しびれるような感覚が躰をがんじがらめにしている。身じろぎすれば、激痛が脳天をつきぬけた。なんや、これは。何が起こったんや。

俺は、かすかにひらける視界を時間をかけながら開いて、ただなんとなく自分の置かれている状況を理解した。そこにあったのは、無数の管である。しかもその管は自分に向け、突き刺さっているらしい。ぶらさがったビニールのパックからは、命をつなぐためにぽつりぽつりと水滴がしたたっている。

何があったのか。なぜここに横たわっているのか、まったく理解ができないまま、首を亀のように回す。頭元には「勝浦茂雄」という見覚えのある文字と医師の名前があった。ひととき、急な睡魔にまどろみ、それからは規則的に鳴り響く電子音に夢の世界から嫌がらせのように引き戻される。

階上からの銃声。古澤。引き金を引く指。自分の人生をやつは弾いた。

生きてんのか。目を閉じると新井の軽薄な唇が近づいてきた。白いファミリーカー。来る。坂本の手足がマリオネット人形のようにありえない方向に折れ曲がっていた。心拍数を刻む電子音に合わせ、瞬きをすると意識がさらにはっきりとしてくる。まるで目の前にかかったヴェールが消えていくようだ。自分は生きながらえている。

それを教えてくれたのは、そばにあった心電図モニターの激しく揺れる波であった。

坂本が女性看護師に連れられてやってきたのは、俺の意識が戻って、意識が戻ってから三日が経った頃だった。

ちょうど、包帯を交換する時間だったのだが、俺の傷は思った以上に酷く白い帯には鮮血と体液のこげ茶色にひろがり、固執するように肌に貼りついていた。我慢しながらも、交換を終えたのだが、ふとあのときの古澤や木屋町に巣食っていた悪党どもの顔が蘇ってきた。。

坂本はいったいどうなっているのか。もちろん、坂本の状態が望ましいものではないことはわかっていたし、期待もしていない。あんな状態のまま、棄てられた人形のように新井が運転していた白いファミリーカーに轢かれているのだ。一ミリの希望もない、そんな気持ちで俺は差し出された重湯をストローで口に含む。

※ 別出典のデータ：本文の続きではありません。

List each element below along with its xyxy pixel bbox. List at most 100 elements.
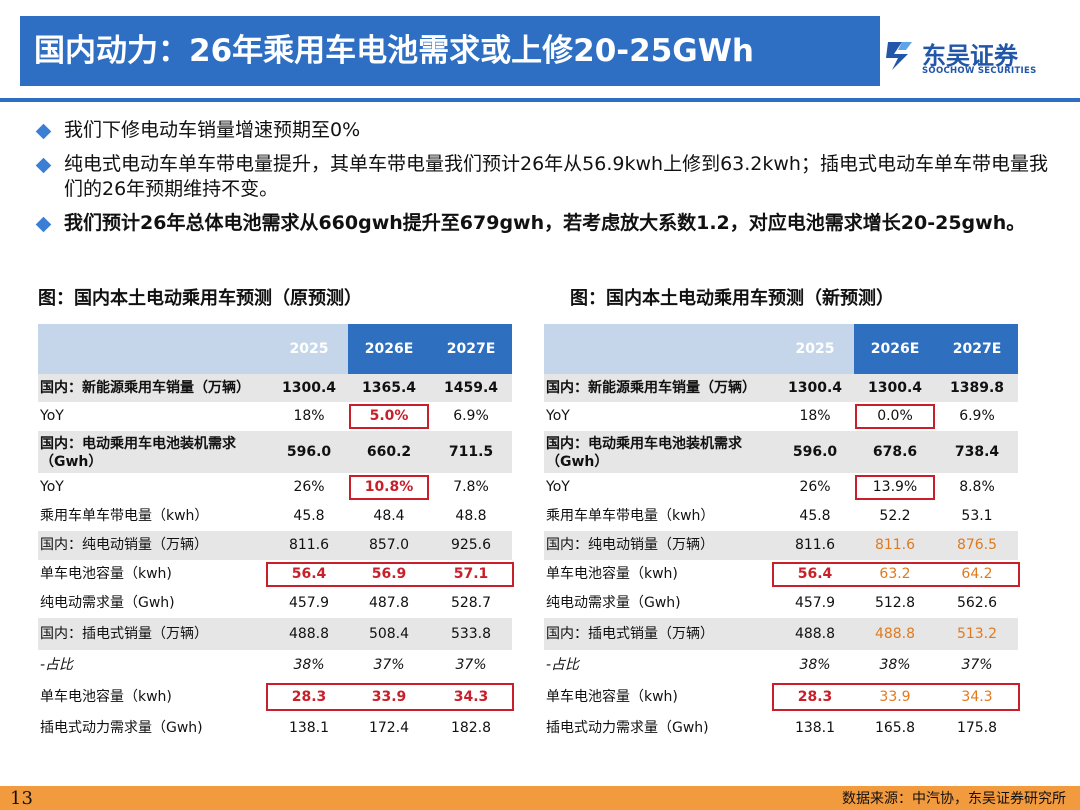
table-cell: 738.4 bbox=[954, 444, 1000, 460]
table-cell: 56.9 bbox=[371, 566, 407, 582]
row-label: 插电式动力需求量（Gwh) bbox=[546, 720, 709, 736]
table-cell: 457.9 bbox=[288, 595, 330, 611]
bullet-item: 纯电式电动车单车带电量提升，其单车带电量我们预计26年从56.9kwh上修到63… bbox=[34, 152, 1054, 202]
table-cell: 596.0 bbox=[286, 444, 332, 460]
table-cell: 10.8% bbox=[364, 479, 414, 495]
table-cell: 811.6 bbox=[288, 537, 330, 553]
table-cell: 0.0% bbox=[877, 408, 913, 424]
bullet-text: 纯电式电动车单车带电量提升，其单车带电量我们预计26年从56.9kwh上修到63… bbox=[64, 153, 1048, 200]
table-row: 国内：新能源乘用车销量（万辆） 1300.4 1365.4 1459.4 bbox=[38, 374, 512, 402]
row-label: 单车电池容量（kwh) bbox=[546, 566, 678, 582]
table-cell: 457.9 bbox=[794, 595, 836, 611]
diamond-bullet-icon bbox=[35, 123, 52, 140]
row-label: 国内：插电式销量（万辆） bbox=[546, 626, 714, 642]
table-row: 国内：插电式销量（万辆） 488.8 508.4 533.8 bbox=[38, 618, 512, 650]
table-cell: 138.1 bbox=[288, 720, 330, 736]
table-cell: 165.8 bbox=[874, 720, 916, 736]
highlight-box bbox=[855, 475, 935, 500]
highlight-box bbox=[266, 562, 514, 587]
table-cell: 711.5 bbox=[448, 444, 494, 460]
header-rule bbox=[0, 98, 1080, 102]
table-cell: 488.8 bbox=[288, 626, 330, 642]
table-cell: 45.8 bbox=[799, 508, 831, 524]
table-cell: 513.2 bbox=[956, 626, 998, 642]
table-cell: 925.6 bbox=[450, 537, 492, 553]
table-cell: 48.8 bbox=[455, 508, 487, 524]
row-label: 国内：纯电动销量（万辆） bbox=[40, 537, 208, 553]
header-forecast-band bbox=[348, 324, 512, 374]
table-cell: 678.6 bbox=[872, 444, 918, 460]
data-source: 数据来源：中汽协，东吴证券研究所 bbox=[842, 791, 1066, 807]
highlight-box bbox=[266, 683, 514, 711]
column-header: 2026E bbox=[870, 341, 920, 357]
page-title: 国内动力：26年乘用车电池需求或上修20-25GWh bbox=[34, 33, 754, 69]
row-label: 单车电池容量（kwh) bbox=[40, 566, 172, 582]
table-cell: 56.4 bbox=[797, 566, 833, 582]
table-row: 纯电动需求量（Gwh) 457.9 512.8 562.6 bbox=[544, 589, 1018, 618]
table-cell: 33.9 bbox=[879, 689, 911, 705]
table-cell: 138.1 bbox=[794, 720, 836, 736]
title-bar: 国内动力：26年乘用车电池需求或上修20-25GWh bbox=[20, 16, 880, 86]
table-new-caption: 图：国内本土电动乘用车预测（新预测） bbox=[570, 288, 894, 309]
table-row: YoY 26% 10.8% 7.8% bbox=[38, 473, 512, 502]
forecast-table-old: 2025 2026E 2027E 国内：新能源乘用车销量（万辆） 1300.4 1365.… bbox=[38, 324, 514, 743]
table-row: 单车电池容量（kwh) 28.3 33.9 34.3 bbox=[544, 681, 1018, 713]
table-header: 2025 2026E 2027E bbox=[38, 324, 512, 374]
table-cell: 857.0 bbox=[368, 537, 410, 553]
highlight-box bbox=[349, 404, 429, 429]
table-cell: 64.2 bbox=[961, 566, 993, 582]
table-cell: 57.1 bbox=[453, 566, 489, 582]
highlight-box bbox=[349, 475, 429, 500]
table-cell: 37% bbox=[455, 657, 487, 673]
table-cell: 52.2 bbox=[879, 508, 911, 524]
table-cell: 38% bbox=[879, 657, 911, 673]
table-cell: 28.3 bbox=[797, 689, 833, 705]
table-cell: 487.8 bbox=[368, 595, 410, 611]
brand-logo: 东吴证券 SOOCHOW SECURITIES bbox=[882, 36, 1062, 92]
logo-name-cn: 东吴证券 bbox=[922, 42, 1018, 70]
table-cell: 37% bbox=[373, 657, 405, 673]
table-cell: 1389.8 bbox=[949, 380, 1005, 396]
table-cell: 8.8% bbox=[959, 479, 995, 495]
table-row: 国内：新能源乘用车销量（万辆） 1300.4 1300.4 1389.8 bbox=[544, 374, 1018, 402]
table-row: 插电式动力需求量（Gwh) 138.1 172.4 182.8 bbox=[38, 713, 512, 743]
table-cell: 182.8 bbox=[450, 720, 492, 736]
table-cell: 18% bbox=[293, 408, 325, 424]
table-cell: 7.8% bbox=[453, 479, 489, 495]
row-label: YoY bbox=[40, 408, 64, 424]
table-cell: 528.7 bbox=[450, 595, 492, 611]
table-cell: 172.4 bbox=[368, 720, 410, 736]
table-cell: 1300.4 bbox=[281, 380, 337, 396]
table-cell: 488.8 bbox=[874, 626, 916, 642]
column-header: 2025 bbox=[795, 341, 835, 357]
table-row: 国内：纯电动销量（万辆） 811.6 811.6 876.5 bbox=[544, 531, 1018, 560]
table-cell: 811.6 bbox=[794, 537, 836, 553]
table-cell: 876.5 bbox=[956, 537, 998, 553]
table-cell: 175.8 bbox=[956, 720, 998, 736]
table-row: 国内：纯电动销量（万辆） 811.6 857.0 925.6 bbox=[38, 531, 512, 560]
row-label: 插电式动力需求量（Gwh) bbox=[40, 720, 203, 736]
table-row: 单车电池容量（kwh) 56.4 63.2 64.2 bbox=[544, 560, 1018, 589]
table-cell: 811.6 bbox=[874, 537, 916, 553]
table-cell: 1300.4 bbox=[867, 380, 923, 396]
row-label: YoY bbox=[546, 479, 570, 495]
table-row: 国内：电动乘用车电池装机需求（Gwh） 596.0 678.6 738.4 bbox=[544, 431, 1018, 473]
table-row: YoY 18% 5.0% 6.9% bbox=[38, 402, 512, 431]
table-header: 2025 2026E 2027E bbox=[544, 324, 1018, 374]
row-label: -占比 bbox=[546, 657, 580, 673]
bullet-item: 我们预计26年总体电池需求从660gwh提升至679gwh，若考虑放大系数1.2… bbox=[34, 211, 1054, 236]
table-cell: 37% bbox=[961, 657, 993, 673]
table-row: 纯电动需求量（Gwh) 457.9 487.8 528.7 bbox=[38, 589, 512, 618]
logo-name-en: SOOCHOW SECURITIES bbox=[922, 66, 1037, 76]
row-label: 国内：电动乘用车电池装机需求（Gwh） bbox=[40, 436, 236, 470]
row-label: YoY bbox=[546, 408, 570, 424]
table-cell: 562.6 bbox=[956, 595, 998, 611]
footer-bar bbox=[0, 786, 1080, 810]
table-row: 乘用车单车带电量（kwh） 45.8 48.4 48.8 bbox=[38, 502, 512, 531]
column-header: 2026E bbox=[364, 341, 414, 357]
table-row: 乘用车单车带电量（kwh） 45.8 52.2 53.1 bbox=[544, 502, 1018, 531]
table-row: 单车电池容量（kwh) 28.3 33.9 34.3 bbox=[38, 681, 512, 713]
row-label: 国内：插电式销量（万辆） bbox=[40, 626, 208, 642]
table-row: -占比 38% 37% 37% bbox=[38, 650, 512, 681]
table-cell: 18% bbox=[799, 408, 831, 424]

看護師が押してきた車椅子。そこには粘度の強い涎を膝まで伸ばした妙に屈強な体躯の男がいた。自分で車いすの車輪を回すことすらできない、いわば廃人にも似た状態の坂本だった。

「こいつ、どうなったんですか?」

暗い影のある横顔の看護師に訊ねると、首を横にふる。

「外傷性の脳障害ですね。二度もそんなことを経験してしまうと、もう回復は望めません。親族はいないんですか? 坂本さんは」

「わかりません。確かおやじがいるとは言ってましたが」

「頭部以外の回復は早いのですが……。数十箇所の複雑骨折がもう治ってきてますから」

坂本とやり直すことはできなくなったということになるのか。俺は自嘲するように鼻を鳴らすと、坂本から視線を移した。体を突き抜けるような太陽の光、窓の外は晴れ渡っている。